Under the hood, Sottiaux says the super app will largely be powered by Codex, which is already seeing strong growth with nontechnical users. To complete a task, the agent may write software code, run an API call, or surf the web, but the user won't see any of it. They will just ask for things in natural language, at least that is the plan.
Sottiaux says building the super app mostly involves converting Codex into a general-purpose agent and then merging that system into ChatGPT. As OpenAI shut down other initiatives, the project gained additional resources, though the core team remains relatively small. He declined to say how many people work on the super app now, but his Codex team consisted of only around 40 people two months ago.

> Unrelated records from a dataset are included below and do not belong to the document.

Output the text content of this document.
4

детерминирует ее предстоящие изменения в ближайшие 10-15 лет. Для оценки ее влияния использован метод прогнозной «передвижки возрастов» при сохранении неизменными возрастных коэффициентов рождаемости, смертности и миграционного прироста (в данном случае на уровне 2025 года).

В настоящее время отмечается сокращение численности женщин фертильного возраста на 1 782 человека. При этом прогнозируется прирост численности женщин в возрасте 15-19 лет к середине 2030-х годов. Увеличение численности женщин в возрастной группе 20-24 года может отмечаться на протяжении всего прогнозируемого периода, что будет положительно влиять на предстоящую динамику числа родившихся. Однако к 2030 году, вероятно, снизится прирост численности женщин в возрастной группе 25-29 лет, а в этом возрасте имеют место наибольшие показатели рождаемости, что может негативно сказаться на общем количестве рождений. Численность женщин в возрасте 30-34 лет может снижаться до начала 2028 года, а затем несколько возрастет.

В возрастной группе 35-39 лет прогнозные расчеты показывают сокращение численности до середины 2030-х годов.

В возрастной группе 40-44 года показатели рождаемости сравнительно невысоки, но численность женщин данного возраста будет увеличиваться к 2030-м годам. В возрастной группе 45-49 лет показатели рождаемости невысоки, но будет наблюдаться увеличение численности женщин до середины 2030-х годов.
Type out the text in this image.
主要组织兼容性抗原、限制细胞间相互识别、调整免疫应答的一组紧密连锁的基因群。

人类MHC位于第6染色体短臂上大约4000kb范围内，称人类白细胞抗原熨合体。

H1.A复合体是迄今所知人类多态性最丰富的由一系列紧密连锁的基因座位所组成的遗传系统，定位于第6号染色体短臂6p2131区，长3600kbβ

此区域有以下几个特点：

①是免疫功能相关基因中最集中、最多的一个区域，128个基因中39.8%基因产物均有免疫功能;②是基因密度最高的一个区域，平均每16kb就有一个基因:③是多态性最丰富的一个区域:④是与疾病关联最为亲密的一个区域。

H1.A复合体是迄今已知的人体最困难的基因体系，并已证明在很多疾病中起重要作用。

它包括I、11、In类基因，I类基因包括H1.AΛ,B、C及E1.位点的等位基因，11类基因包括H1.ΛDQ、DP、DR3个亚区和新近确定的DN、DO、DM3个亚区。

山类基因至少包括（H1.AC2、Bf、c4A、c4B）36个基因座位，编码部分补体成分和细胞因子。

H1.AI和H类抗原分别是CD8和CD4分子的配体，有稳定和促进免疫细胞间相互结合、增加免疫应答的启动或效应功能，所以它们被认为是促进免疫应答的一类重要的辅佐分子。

This is not OpenAI's first attempt at turning ChatGPT into an agent. Last year, the company launched Operator, a tool within ChatGPT that tried to navigate the web on a user's behalf. It eventually morphed into ChatGPT Agent, but neither product ever saw significant adoption. Sottiaux says those attempts were "too early." The models powering them were not reliable enough, so OpenAI had to heavily restrict what they could do. Now, he claims, the technology is there.
Another problem with earlier agents was that consumers did not really know what to do with them. While software engineers have proven adept at using agents to automate tasks, teaching people how to use ChatGPT in new ways will likely be a big part of the challenge Sottiaux faces.

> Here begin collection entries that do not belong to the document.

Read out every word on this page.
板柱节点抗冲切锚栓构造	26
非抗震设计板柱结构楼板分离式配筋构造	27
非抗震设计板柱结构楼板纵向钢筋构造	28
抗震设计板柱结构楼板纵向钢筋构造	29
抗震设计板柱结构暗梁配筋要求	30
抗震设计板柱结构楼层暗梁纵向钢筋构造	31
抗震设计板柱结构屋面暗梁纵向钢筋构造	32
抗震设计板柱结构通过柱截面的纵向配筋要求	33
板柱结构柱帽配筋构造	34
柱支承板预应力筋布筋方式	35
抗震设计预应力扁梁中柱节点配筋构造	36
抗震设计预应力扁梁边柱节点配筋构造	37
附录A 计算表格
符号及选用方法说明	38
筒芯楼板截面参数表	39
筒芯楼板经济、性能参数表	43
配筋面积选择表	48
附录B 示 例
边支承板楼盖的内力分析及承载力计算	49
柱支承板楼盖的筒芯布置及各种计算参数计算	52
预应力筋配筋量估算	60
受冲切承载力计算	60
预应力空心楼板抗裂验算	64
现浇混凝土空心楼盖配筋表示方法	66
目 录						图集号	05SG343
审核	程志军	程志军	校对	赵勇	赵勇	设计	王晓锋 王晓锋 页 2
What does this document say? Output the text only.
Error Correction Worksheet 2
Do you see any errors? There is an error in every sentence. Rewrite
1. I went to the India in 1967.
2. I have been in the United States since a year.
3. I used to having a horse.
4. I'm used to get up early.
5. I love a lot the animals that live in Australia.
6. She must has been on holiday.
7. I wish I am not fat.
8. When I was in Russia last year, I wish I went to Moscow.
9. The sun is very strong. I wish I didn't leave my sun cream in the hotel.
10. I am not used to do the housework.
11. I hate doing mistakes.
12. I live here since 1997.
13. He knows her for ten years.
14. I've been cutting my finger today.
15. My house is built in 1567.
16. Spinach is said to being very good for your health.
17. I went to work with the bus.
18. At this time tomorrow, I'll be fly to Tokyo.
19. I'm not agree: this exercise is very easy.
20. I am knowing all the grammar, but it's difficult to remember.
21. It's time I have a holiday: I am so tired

"We have to bring the user along. Initially, maybe it's a small thing that we can do for you, and then increasingly, build confidence that ChatGPT can do bigger and bigger things," Sottiaux said. "Maybe then you start teaching your peers, your friends, and your family these new capabilities that you found in ChatGPT. Then also the model in ChatGPT itself has a role to play there, almost as a mentor."
Sottiaux would not say when the super app is coming, beyond "soon." But he noted that "a lot of what is going to be made available for everyone in ChatGPT is already available in the Codex app." OpenAI has already said it plans to merge Codex into ChatGPT in the coming weeks. Sottiaux added that OpenAI generally prefers a series of small releases so it can get feedback as it goes, partly because the AI space moves so fast that "you can't really afford to do a big splash and be wrong."
Not Like the Others
Hundreds of millions of people in China and other countries have used super apps to do almost everything online for years. OpenAI is proposing a different vision, partly because it does not have any other choice.
WeChat and Alipay became ubiquitous by building the essential financial and information infrastructure that modern China runs on. Countries like the United States already have Gmail and Instagram accounts, credit cards, and Venmo. As a result, OpenAI's super app will likely have to plug into those preexisting systems.
OpenAI is making moves in this direction. Earlier this week, it announced an expanded partnership with Visa for agentic payments. It previously built services that connect ChatGPT and Codex to your email inbox, Slack, and calendar.
OpenAI is ultimately betting that it can create a universal consumer interface so powerful and helpful that people no longer need to think about or interact with the websites, apps, and APIs underneath it. But that could leave it vulnerable to competitors who control the services and infrastructure it relies on. Sottiaux, however, is convinced that we are heading toward a future where everyone has one agent that helps them navigate their entire life.
"OpenAI is known to take big, bold bets ahead of others, and this is us doing it again," he said.